British Journal of Psychiatry 149 : 156-161 (1986)
Behavior Problems in Retarded Children with Special Reference to Down Syndrome
Gath, Ann; Gumley, Dianne
Data were collected, using interviews with parents and teachers and rating scales, concerning the behaviour of two groups of mentally retarded children: 193 children with Down's Syndrome (DS) and 154 children with a similar degree of handicap were identified in the same schools. The proportions of children who had high scores on the Rutter or an additional behaviour check list, were similar in the two groups. Deviant behaviour was markedly more common in both sets of retarded children than in their siblings next to age; 31% of the children with DS and 29% of controls were judged to be well adjusted, while 38% of the DS children and 49% 6f the controls had significant behaviour disorder. Conduct disorders were most common in the children with DS. 'Psychosis' was the most common diagnostic label in the control group, but was also found in the children with DS.
Am J Ment Defic 89 (3): 246-51 (1984 Nov)
Depression and anorexia nervosa of persons with Down syndrome
Szymanski LS, Biederman J
The manifestations of major depression in three adults with Down syndrome, one of whom also suffered from anorexia nervosa, were described. The clinical manifestations depended on patient's developmental level, particularly on verbal language skills. Behavioral and vegetative symptoms predominated when the retardation was more severe, whereas in the higher functioning patient affective symptoms were more readily recognizable. The overall findings indicate that major depression in persons with Down syndrome may be more frequent than previously assumed and that it can be diagnosed with standard diagnostic DSM III criteria, modified according to the patient's developmental level.
Postgrad Med J 60 (700): 137-9 (1984 Feb)

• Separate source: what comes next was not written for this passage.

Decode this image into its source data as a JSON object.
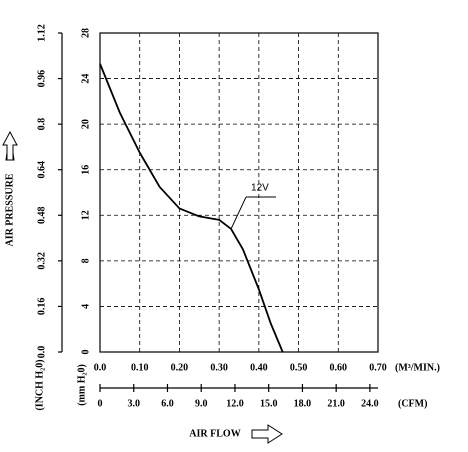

Basal ganglia calcification and psychosis in Down's syndrome
A case of basal ganglia calcification (diagnosed in vivo) and schizophreniform psychosis occurring in a young adult with Down's syndrome is reported. A stress-vulnerability model is suggested. Because of the relatively high prevalence of basal ganglia calcification to Down's syndrome, this population appears well suited for systematic study of the neuropsychiatric aspects associated with this neurological condition.

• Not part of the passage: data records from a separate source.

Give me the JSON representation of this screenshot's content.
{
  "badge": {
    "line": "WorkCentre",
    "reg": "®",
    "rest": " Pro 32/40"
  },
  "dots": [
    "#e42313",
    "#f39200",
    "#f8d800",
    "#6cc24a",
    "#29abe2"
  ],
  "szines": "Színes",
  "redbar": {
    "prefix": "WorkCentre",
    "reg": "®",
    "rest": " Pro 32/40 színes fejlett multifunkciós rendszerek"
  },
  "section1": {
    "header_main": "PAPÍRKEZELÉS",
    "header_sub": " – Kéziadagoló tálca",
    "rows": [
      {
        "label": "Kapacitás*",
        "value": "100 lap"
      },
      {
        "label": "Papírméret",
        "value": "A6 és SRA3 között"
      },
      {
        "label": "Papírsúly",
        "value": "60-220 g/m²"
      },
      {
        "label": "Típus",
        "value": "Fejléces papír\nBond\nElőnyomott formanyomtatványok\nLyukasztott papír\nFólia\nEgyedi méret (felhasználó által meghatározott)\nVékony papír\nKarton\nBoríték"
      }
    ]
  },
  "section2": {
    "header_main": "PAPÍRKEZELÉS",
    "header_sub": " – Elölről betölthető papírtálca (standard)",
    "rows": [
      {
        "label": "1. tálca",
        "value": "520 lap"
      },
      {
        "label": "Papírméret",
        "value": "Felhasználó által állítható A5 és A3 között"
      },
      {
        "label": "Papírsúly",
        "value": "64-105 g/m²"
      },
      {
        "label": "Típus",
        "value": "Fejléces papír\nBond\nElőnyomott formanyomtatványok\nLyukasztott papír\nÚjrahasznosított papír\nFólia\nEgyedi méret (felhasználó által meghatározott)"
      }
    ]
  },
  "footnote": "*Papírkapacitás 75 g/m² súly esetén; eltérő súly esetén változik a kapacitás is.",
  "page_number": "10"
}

Eur Neurol 17 (5): 300-14 (1978)
Basal ganglia calcification and psychosis in mongolism
An 18-year-old mongoloid girl (trisomy 21) of Asian descent presented two symptoms rarely associated with mongolism (Down's syndrome). (1) Brain stem calcification; the first case diagnosed in vivo in mongolism on computerized axial tomography. (2) Hallucinatory psychotic depression; the first case successfully treated, to full recovery from the psychosis, in a mongoloid child with known brain stem calcification. The psychotic depression was related to moderate environmental stress. While being treated in her parent's home, in their native land, for more than 1 year, the psychosis remained unresponsive to tranquilizers. Following hospital admission in the USA, rapid improvement was obtained within a few weeks through intensive milieu therapy.